Saturday, April 27, 2013

On Being a Writer

Although it has been a rocky road, I have enjoyed some success as a writer. I have five books to my name—only one of which was a self-pub. I have been a columnist for a short time with the local newspaper—The Florida Times-Union, and I have published many poems and articles in numerous literary magazines and several glossy mags.

However, if I were to total up all the prize money, the royalties, and the contributor copies I have earned, I’d be surprised if I have made even as much a $7,000 in a career that has spanned just over 40 years. By my count that would mean I would have made approximately $175 per year, and that wouldn’t have even kept a hamster in seeds and grain. Thank goodness I had a teaching career on which to fall back.

So, why do I keep at it when there is so little money to be made? It is for the same reason as the rest of the world’s writers—the compulsion to write. I have, as I think all writers have, a drive to put on paper (or on computer) the words that help me process the world. And I sense that there is a bit of immortality in the process, as well.

Think of all the writers from days past whose words have moved and excited you. I suppose, I like to think that in the distant future, someone might come across a poem I have written or a book over which I have labored, and they might find an answer or an insight into the human condition. Pretty lofty goal, isn’t it?

I also enjoy great satisfaction when I get an idea on paper that is exactly what I needed to say. Whether I am paid for my efforts or not is immaterial (although I will never turn away a writer’s fee). The glow that comes from preserving in words an emotion is intoxicating and has kept me writing whether there is anyone else in the forest to read it.
Just about a month ago, I signed a contract to write my 6th book, another Jacksonville, Florida,  history, and even though I have an accelerated deadline and a mountain through which I must sift, I am excited that once again, I will be able to capture thoughts and memories of people before these thoughts and memories are lost to oblivion.

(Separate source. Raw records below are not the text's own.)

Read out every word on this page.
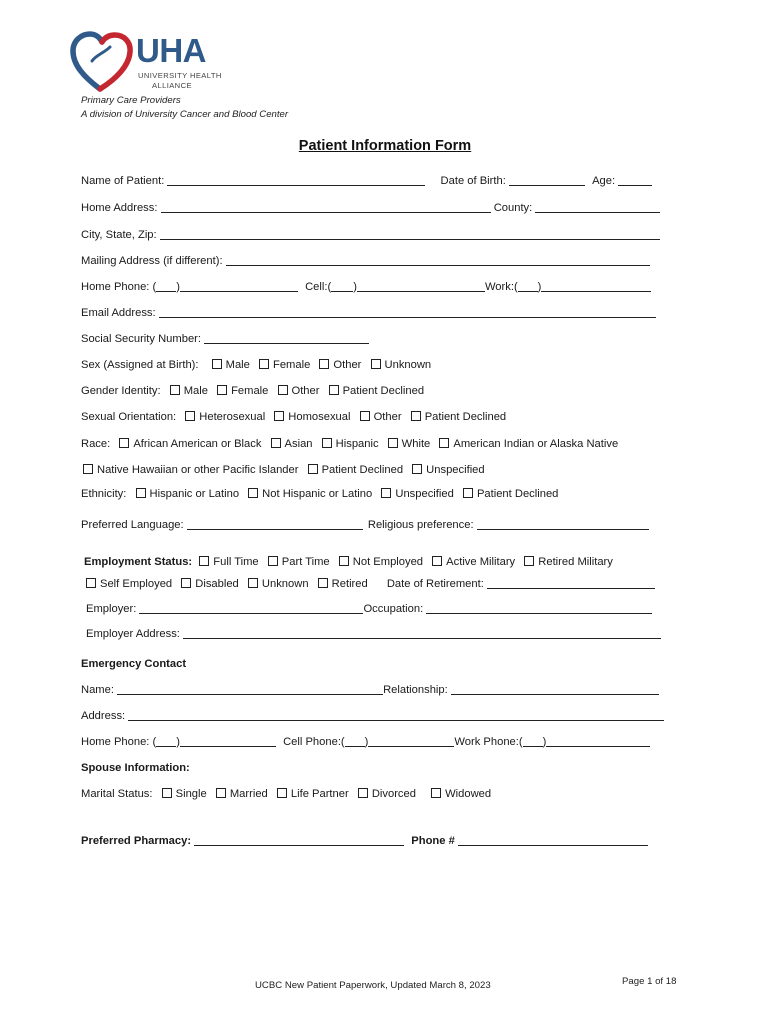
UHA
UNIVERSITY HEALTH
ALLIANCE
Primary Care Providers
A division of University Cancer and Blood Center
Patient Information Form
Name of Patient:	Date of Birth:	Age:
Home Address:	County:
City, State, Zip:
Mailing Address (if different):
Home Phone: ( )	Cell:( )	Work:( )
Email Address:
Social Security Number:
Sex (Assigned at Birth): Male Female Other Unknown
Gender Identity: Male Female Other Patient Declined
Sexual Orientation: Heterosexual Homosexual Other Patient Declined
Race: African American or Black Asian Hispanic White American Indian or Alaska Native
Native Hawaiian or other Pacific Islander Patient Declined Unspecified
Ethnicity: Hispanic or Latino Not Hispanic or Latino Unspecified Patient Declined
Preferred Language:	Religious preference:
Employment Status: Full Time Part Time Not Employed Active Military Retired Military
Self Employed Disabled Unknown Retired Date of Retirement:
Employer:	Occupation:
Employer Address:
Emergency Contact
Name:	Relationship:
Address:
Home Phone: ( )	Cell Phone:( )	Work Phone:( )
Spouse Information:
Marital Status: Single Married Life Partner Divorced	Widowed
Preferred Pharmacy:	Phone #
UCBC New Patient Paperwork, Updated March 8, 2023	Page 1 of 18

I love recalling and preserving earlier customs that we no long practice. Remember wearing hats and gloves, even in Florida, when it was time to go shopping downtown? Remember sock-hops and cruising through the curb-service restaurants? Remember hanging out at the beach, and celebrating that fact as you listened to the Beach Boys on an AM transistor radio? Remember being painfully smitten with a person who didn’t even know you existed? Remember falling in love for the first time and being certain that THIS IS IT!?!

It is a privilege to be privy to the memories of others, and it is very satisfying when I can capture those moments so that they will live forever somewhere in the Cloud or on a network or in pages. I will continue to write until I lose all my words.

I do want to be clear about one thing, however. I don’t give my writing away. Once I was “stiffed” by a tabloid after I had written four articles for them, so I have been careful ever since to be sure that some portion of payment is made before I begin, or that I get it in writing what I will be paid. I also recall being asked to write for an up-start website for a pittance, and I turned them down flat. It may seem somewhat contradictory that I would do that, but I felt my time was worth more. And this website was totally uninteresting to me.

Perhaps if the site had been for a charity that I support, I would have written for it for free. If the site had even been about something about which I wanted to learn, then I could see myself writing for little to nothing.  Still, there has to be a pay-off for any writer—be it expanding ones knowledge base, which might come in handy at another time, or helping a cause in which one believes. Then, and only then, would I write for free. 

Writing is a sacred calling. It is something we writers are compelled to do with our days on this earth. And because it is sacred, writers must value their worth and consider carefully the payoffs in the offing—be it tangible or more esoteric. Then, our hope of enlightening readers will come true, and we need not give ourselves away to those who would take advantage.